Nossa vontade de implementar mudanças na representação visual converge com nosso compromisso de produzir conteúdo de forma mais inclusiva, respeitosa e precisa para comunicação e captação de recursos, alinhadas com a nova diretriz que elaboramos em 2021. Ações concretas estão sendo tomadas em diferentes níveis da organização, todas resultantes de um período crítico de autoavaliação que nos ajudará a redefinir como produzimos histórias.

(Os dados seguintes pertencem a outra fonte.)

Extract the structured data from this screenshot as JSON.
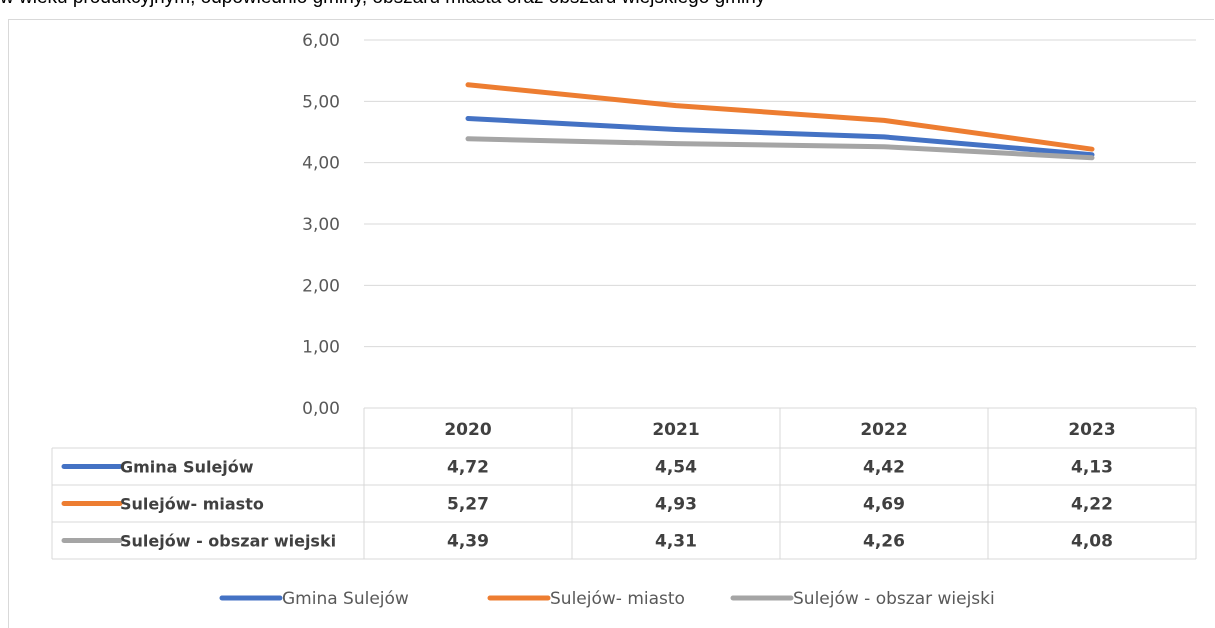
{
  "caption": "w wieku produkcyjnym, odpowiednio gminy, obszaru miasta oraz obszaru wiejskiego gminy",
  "chart_data": {
    "type": "line",
    "categories": [
      "2020",
      "2021",
      "2022",
      "2023"
    ],
    "ylim": [
      0,
      6
    ],
    "yticks": [
      "0,00",
      "1,00",
      "2,00",
      "3,00",
      "4,00",
      "5,00",
      "6,00"
    ],
    "grid": true,
    "legend": "bottom",
    "series": [
      {
        "name": "Gmina Sulejów",
        "color": "#4472C4",
        "values": [
          4.72,
          4.54,
          4.42,
          4.13
        ],
        "labels": [
          "4,72",
          "4,54",
          "4,42",
          "4,13"
        ]
      },
      {
        "name": "Sulejów- miasto",
        "color": "#ED7D31",
        "values": [
          5.27,
          4.93,
          4.69,
          4.22
        ],
        "labels": [
          "5,27",
          "4,93",
          "4,69",
          "4,22"
        ]
      },
      {
        "name": "Sulejów - obszar wiejski",
        "color": "#A5A5A5",
        "values": [
          4.39,
          4.31,
          4.26,
          4.08
        ],
        "labels": [
          "4,39",
          "4,31",
          "4,26",
          "4,08"
        ]
      }
    ]
  }
}
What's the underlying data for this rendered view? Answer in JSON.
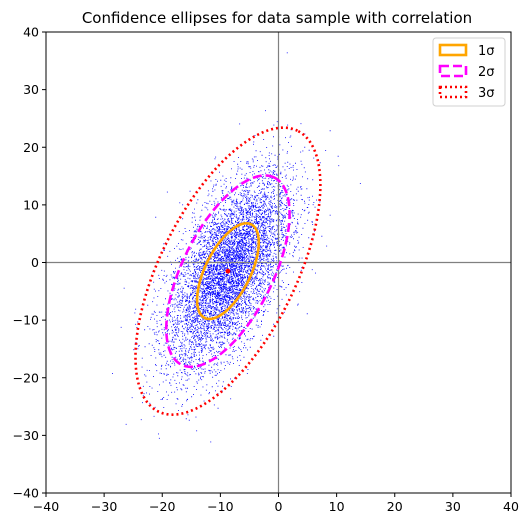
{
  "chart_data": {
    "type": "scatter",
    "title": "Confidence ellipses for data sample with correlation",
    "xlabel": "",
    "ylabel": "",
    "xlim": [
      -40,
      40
    ],
    "ylim": [
      -40,
      40
    ],
    "xticks": [
      "−40",
      "−30",
      "−20",
      "−10",
      "0",
      "10",
      "20",
      "30",
      "40"
    ],
    "yticks": [
      "−40",
      "−30",
      "−20",
      "−10",
      "0",
      "10",
      "20",
      "30",
      "40"
    ],
    "xtick_values": [
      -40,
      -30,
      -20,
      -10,
      0,
      10,
      20,
      30,
      40
    ],
    "ytick_values": [
      -40,
      -30,
      -20,
      -10,
      0,
      10,
      20,
      30,
      40
    ],
    "grid": false,
    "reference_lines": {
      "x": 0,
      "y": 0,
      "color": "#808080"
    },
    "scatter": {
      "color": "#0000ff",
      "approx_count": 9000,
      "center": [
        -8.7,
        -1.5
      ],
      "std_x": 5.3,
      "std_y": 8.3,
      "correlation": 0.6
    },
    "ellipses": [
      {
        "name": "1σ",
        "n_std": 1,
        "color": "#ffa500",
        "style": "solid",
        "center": [
          -8.7,
          -1.5
        ],
        "cov": [
          [
            28.1,
            26.4
          ],
          [
            26.4,
            68.9
          ]
        ]
      },
      {
        "name": "2σ",
        "n_std": 2,
        "color": "#ff00ff",
        "style": "dashed",
        "center": [
          -8.7,
          -1.5
        ],
        "cov": [
          [
            28.1,
            26.4
          ],
          [
            26.4,
            68.9
          ]
        ]
      },
      {
        "name": "3σ",
        "n_std": 3,
        "color": "#ff0000",
        "style": "dotted",
        "center": [
          -8.7,
          -1.5
        ],
        "cov": [
          [
            28.1,
            26.4
          ],
          [
            26.4,
            68.9
          ]
        ]
      }
    ],
    "center_marker": {
      "x": -8.7,
      "y": -1.5,
      "color": "#ff0000"
    },
    "legend": {
      "position": "top-right",
      "entries": [
        "1σ",
        "2σ",
        "3σ"
      ]
    }
  }
}
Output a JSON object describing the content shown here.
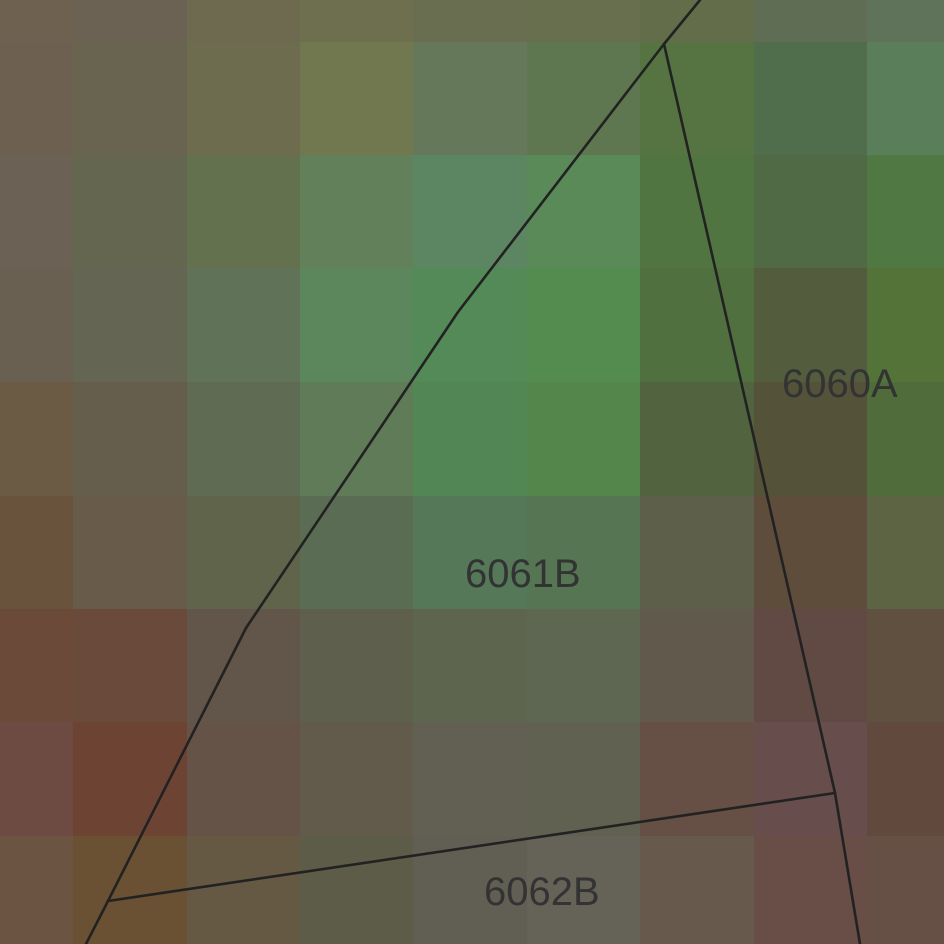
{
  "map": {
    "parcels": [
      {
        "id": "6060A",
        "label": "6060A"
      },
      {
        "id": "6061B",
        "label": "6061B"
      },
      {
        "id": "6062B",
        "label": "6062B"
      }
    ],
    "raster_colors": [
      [
        "#6e6150",
        "#6b6253",
        "#6e6a4f",
        "#6e6f4f",
        "#696e50",
        "#686f4e",
        "#636d4a",
        "#5f6d55",
        "#5e7359"
      ],
      [
        "#6d6051",
        "#69644f",
        "#6d6c4e",
        "#717850",
        "#65785a",
        "#5e7750",
        "#567342",
        "#506d4c",
        "#5a7e5a"
      ],
      [
        "#6b6154",
        "#646650",
        "#64714f",
        "#62805a",
        "#5c8562",
        "#598a58",
        "#517541",
        "#4f6a45",
        "#4f7842"
      ],
      [
        "#6a6052",
        "#646553",
        "#607258",
        "#5c875d",
        "#538a58",
        "#548b4e",
        "#50703f",
        "#545c3e",
        "#537338"
      ],
      [
        "#6b5a44",
        "#665e4d",
        "#5f6b53",
        "#607b57",
        "#528654",
        "#54854b",
        "#52633f",
        "#545339",
        "#4f6c3a"
      ],
      [
        "#6a533d",
        "#685b4a",
        "#5f644b",
        "#5a6c53",
        "#557858",
        "#567553",
        "#5d5f4a",
        "#5e4d3b",
        "#5c6443"
      ],
      [
        "#6b4a3a",
        "#6a4a3a",
        "#62554a",
        "#5f5f4d",
        "#5e654e",
        "#5d6752",
        "#615a4c",
        "#614a44",
        "#60503f"
      ],
      [
        "#6d4a42",
        "#6d4434",
        "#665347",
        "#625a4b",
        "#616053",
        "#616152",
        "#664f44",
        "#674d4c",
        "#62493e"
      ],
      [
        "#6c5442",
        "#6a5133",
        "#655944",
        "#5d5c48",
        "#615f54",
        "#656257",
        "#675a4c",
        "#694e48",
        "#665046"
      ]
    ]
  }
}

Em 2021, lançamos um projeto para examinar as milhares de imagens do arquivo de MSF. Começamos por revisar as fotos de acordo com vários critérios éticos, incluindo estereótipos, falta de dignidade, conteúdo perturbador ou ofensivo, proteção de menores, riscos relativos à segurança, práticas médicas e nudez. No final de 2022, esse processo havia contribuído para a identificação de 10 mil imagens potencialmente problemáticas em nossos arquivos. Aquelas que foram consideradas mais sensíveis estão protegidas e seu acesso foi bloqueado para a maioria dos usuários de nossas plataformas; as demais contêm um alerta específico em suas descrições.

Em 2023, esse trabalho preliminar será refinado por um painel de consultores internos e externos, incluindo especialistas em fotografia e proteção infantil, curadores, acadêmicos, especialistas em ética, pacientes ativistas e profissionais de saúde da linha de frente. O painel revisará várias dessas imagens problemáticas e fará recomendações, que aplicaremos a todo o banco de imagens e usaremos como um guia crítico para orientar a forma como coletaremos, armazenaremos e usaremos imagens no futuro.

Para imagens hospedadas fora de nosso próprio banco de imagens, fizemos uma primeira rodada de interações com agências de notícias e imagens para entender seus padrões éticos e gerenciamento de conteúdo. As descobertas iniciais indicam um controle editorial frouxo e um alto nível de automação do conteúdo disponibilizado.

Como resultado, estamos tomando medidas para mudar a forma como trabalhamos em colaboração com essas agências, solicitando que removam ou restrinjam a distribuição de certas imagens consideradas sensíveis. Também estamos revisando nossos contratos-padrão com fotógrafos externos, em especial as cláusulas relativas à revenda de imagens captadas durante suas colaborações com veículos de imprensa ou outras mídias.

Estas são questões complexas que afetam a todos que trabalham conosco. A verdadeira mudança cultural vai demandar que as pessoas em todos os níveis da organização se apropriem do tema. É por isso que estamos envolvendo uma ampla gama de pessoas em MSF por meio de pesquisas e treinamentos para que possam ajudar na definição de como trabalhamos com imagens e para que possam também compartilhar os desafios que identificam acerca do tema, suas opiniões e experiências.

As noções de consentimento informado e arbítrio estarão no centro dessas considerações. O processo envolverá a escuta de membros da equipe que atua na comunidade para entender melhor as necessidades dos pacientes que estão sendo retratados, incluindo seu, por vezes, forte desejo de falar sobre a situação que estão enfrentando. Essas discussões ajudarão a determinar se uma fotografia deve ser tirada, como ela pode ser usada e por quanto tempo.

Os resultados dessas consultas internas e externas serão analisados em 2023 e servirão de base para decisões claras sobre como produzimos, armazenamos, comissionamos e distribuímos imagens. Inevitavelmente, haverá conversas difíceis e divergências de opiniões. No entanto, há consenso no que diz respeito ao fato de que a dignidade e a integridade de nossos pacientes devem prevalecer sobre quaisquer outras considerações. Mesmo que isso signifique tirar menos fotos e compartilhá-las com menos frequência.

 

Nós devemos essa transformação coletiva às pessoas sob nossos cuidados.